Tommy Kramer Tip #66 – Work from the Listener BACK

Here’s something that should be obvious, but apparently isn’t. Work from the Listener back, not from the Control Room forward.

Example: Once, a morning team that I work with in Houston wanted to talk about American Idol auditions being held there the next day. Although they did a pretty good job of delivering the information, using the music from the show as staging, they missed the opportunity to get inside the Listener’s life and make it more visual by describing the scene in her house. (That station’s target Listener is a 28-year old female named “Jennifer,” with a husband, “Mike,” and a baby girl – two years old.)

Here’s the real deal:

It’s just before 6:00 in “Jennifer’s” house on the night before the auditions, and she’s telling her little girl and her husband that if they want dinner, they can either cook something themselves, or go get some takeout food. But they can FORGET seeing her there, because she’s going to the auditions, and if it means standing under a bridge in the rain for 12 hours, that was just tough…because that’s exactly what she’s going to do!

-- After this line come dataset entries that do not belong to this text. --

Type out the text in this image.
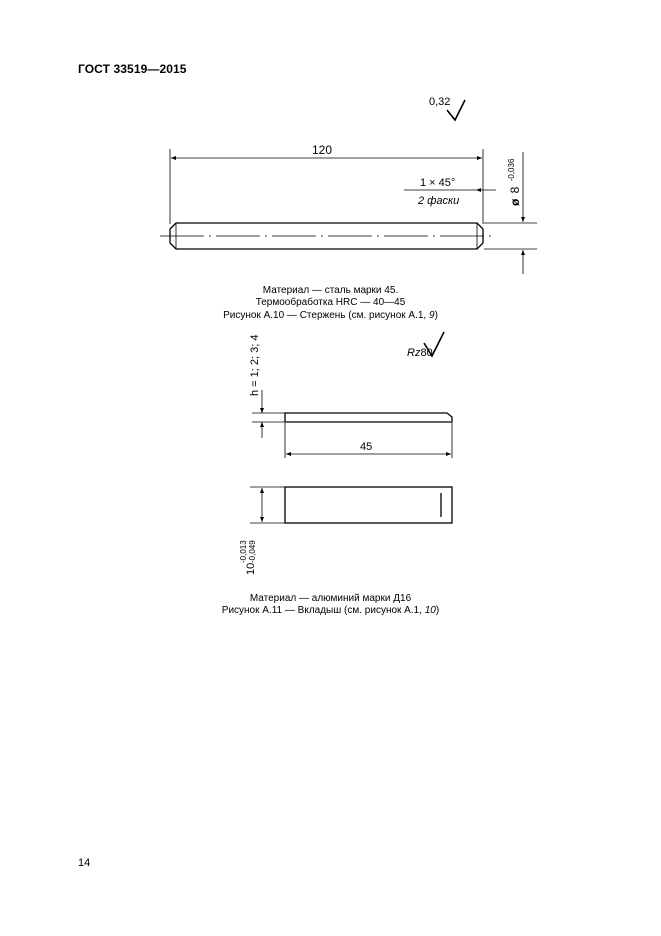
ГОСТ 33519—2015
0,32
120
1 × 45°
2 фаски	ø 8 $^{-0,036}$
Материал — сталь марки 45.
Термообработка HRC — 40—45
Рисунок А.10 — Стержень (см. рисунок А.1, 9)
Rz80
h = 1; 2; 3; 4
45
10
-0,013 -0,049
Материал — алюминий марки Д16
Рисунок А.11 — Вкладыш (см. рисунок А.1, 10)
14
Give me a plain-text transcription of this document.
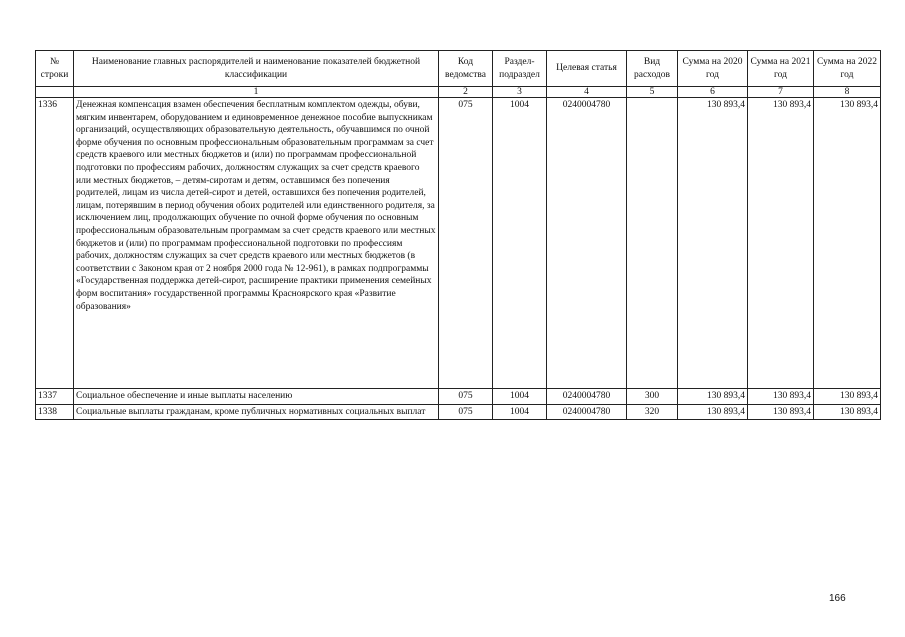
№ строки	Наименование главных распорядителей и наименование показателей бюджетной классификации	Код ведомства	Раздел-подраздел	Целевая статья	Вид расходов	Сумма на 2020 год	Сумма на 2021 год	Сумма на 2022 год
	1	2	3	4	5	6	7	8
1336	Денежная компенсация взамен обеспечения бесплатным комплектом одежды, обуви, мягким инвентарем, оборудованием и единовременное денежное пособие выпускникам организаций, осуществляющих образовательную деятельность, обучавшимся по очной форме обучения по основным профессиональным образовательным программам за счет средств краевого или местных бюджетов и (или) по программам профессиональной подготовки по профессиям рабочих, должностям служащих за счет средств краевого или местных бюджетов, – детям-сиротам и детям, оставшимся без попечения родителей, лицам из числа детей-сирот и детей, оставшихся без попечения родителей, лицам, потерявшим в период обучения обоих родителей или единственного родителя, за исключением лиц, продолжающих обучение по очной форме обучения по основным профессиональным образовательным программам за счет средств краевого или местных бюджетов и (или) по программам профессиональной подготовки по профессиям рабочих, должностям служащих за счет средств краевого или местных бюджетов (в соответствии с Законом края от 2 ноября 2000 года № 12-961), в рамках подпрограммы «Государственная поддержка детей-сирот, расширение практики применения семейных форм воспитания» государственной программы Красноярского края «Развитие образования»	075	1004	0240004780		130 893,4	130 893,4	130 893,4
1337	Социальное обеспечение и иные выплаты населению	075	1004	0240004780	300	130 893,4	130 893,4	130 893,4
1338	Социальные выплаты гражданам, кроме публичных нормативных социальных выплат	075	1004	0240004780	320	130 893,4	130 893,4	130 893,4
166
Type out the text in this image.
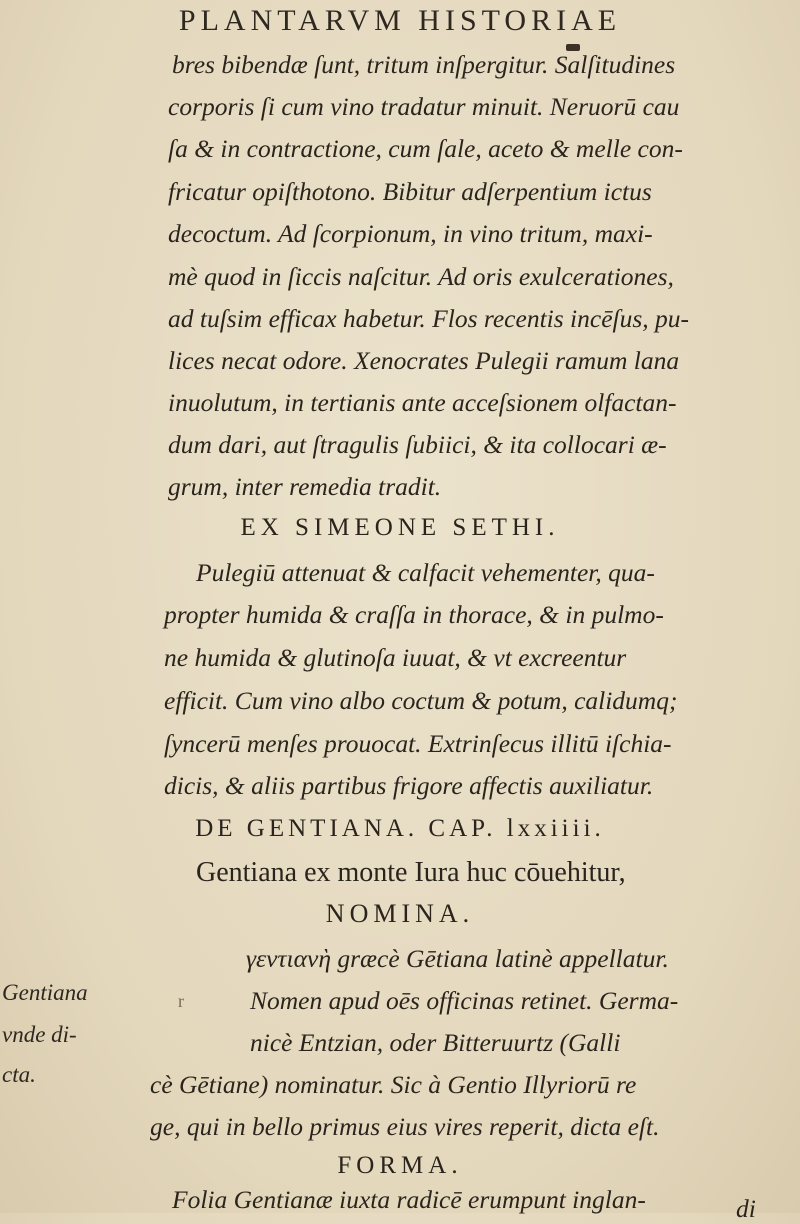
PLANTARVM HISTORIAE
bres bibendæ ſunt, tritum inſpergitur. Salſitudines
corporis ſi cum vino tradatur minuit. Neruorū cau
ſa & in contractione, cum ſale, aceto & melle con-
fricatur opiſthotono. Bibitur adſerpentium ictus
decoctum. Ad ſcorpionum, in vino tritum, maxi-
mè quod in ſiccis naſcitur. Ad oris exulcerationes,
ad tuſsim efficax habetur. Flos recentis incēſus, pu-
lices necat odore. Xenocrates Pulegii ramum lana
inuolutum, in tertianis ante acceſsionem olfactan-
dum dari, aut ſtragulis ſubiici, & ita collocari æ-
grum, inter remedia tradit.
EX SIMEONE SETHI.
Pulegiū attenuat & calfacit vehementer, qua-
propter humida & craſſa in thorace, & in pulmo-
ne humida & glutinoſa iuuat, & vt excreentur
efficit. Cum vino albo coctum & potum, calidumq;
ſyncerū menſes prouocat. Extrinſecus illitū iſchia-
dicis, & aliis partibus frigore affectis auxiliatur.
DE GENTIANA. CAP. lxxiiii.
Gentiana ex monte Iura huc cōuehitur,
NOMINA.
γεντιανὴ græcè Gētiana latinè appellatur.
r	Nomen apud oēs officinas retinet. Germa-
nicè Entzian, oder Bitteruurtz (Galli
cè Gētiane) nominatur. Sic à Gentio Illyriorū re
ge, qui in bello primus eius vires reperit, dicta eſt.
Gentiana
vnde di-
cta.
FORMA.
Folia Gentianæ iuxta radicē erumpunt inglan-	di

Describing that scene on the air, with its animation and sense of urgency, would be much more compelling than just giving the information.

Most Air Talents make the mistake of deciding what they want to do, and then projecting it toward the Listener. But it’s easy to just sound clinical or informational, and lose the opportunity to convey the visual “flavor” of that “scene” in the Listener’s life. In reality, what ALWAYS works is starting from the Listener’s perspective and working back to the Control Room, then putting that on the air.

You can never go wrong by reflecting your Listener’s life back to her (or him). It gives you a much better chance of ‘linking up’ in a right-brain way.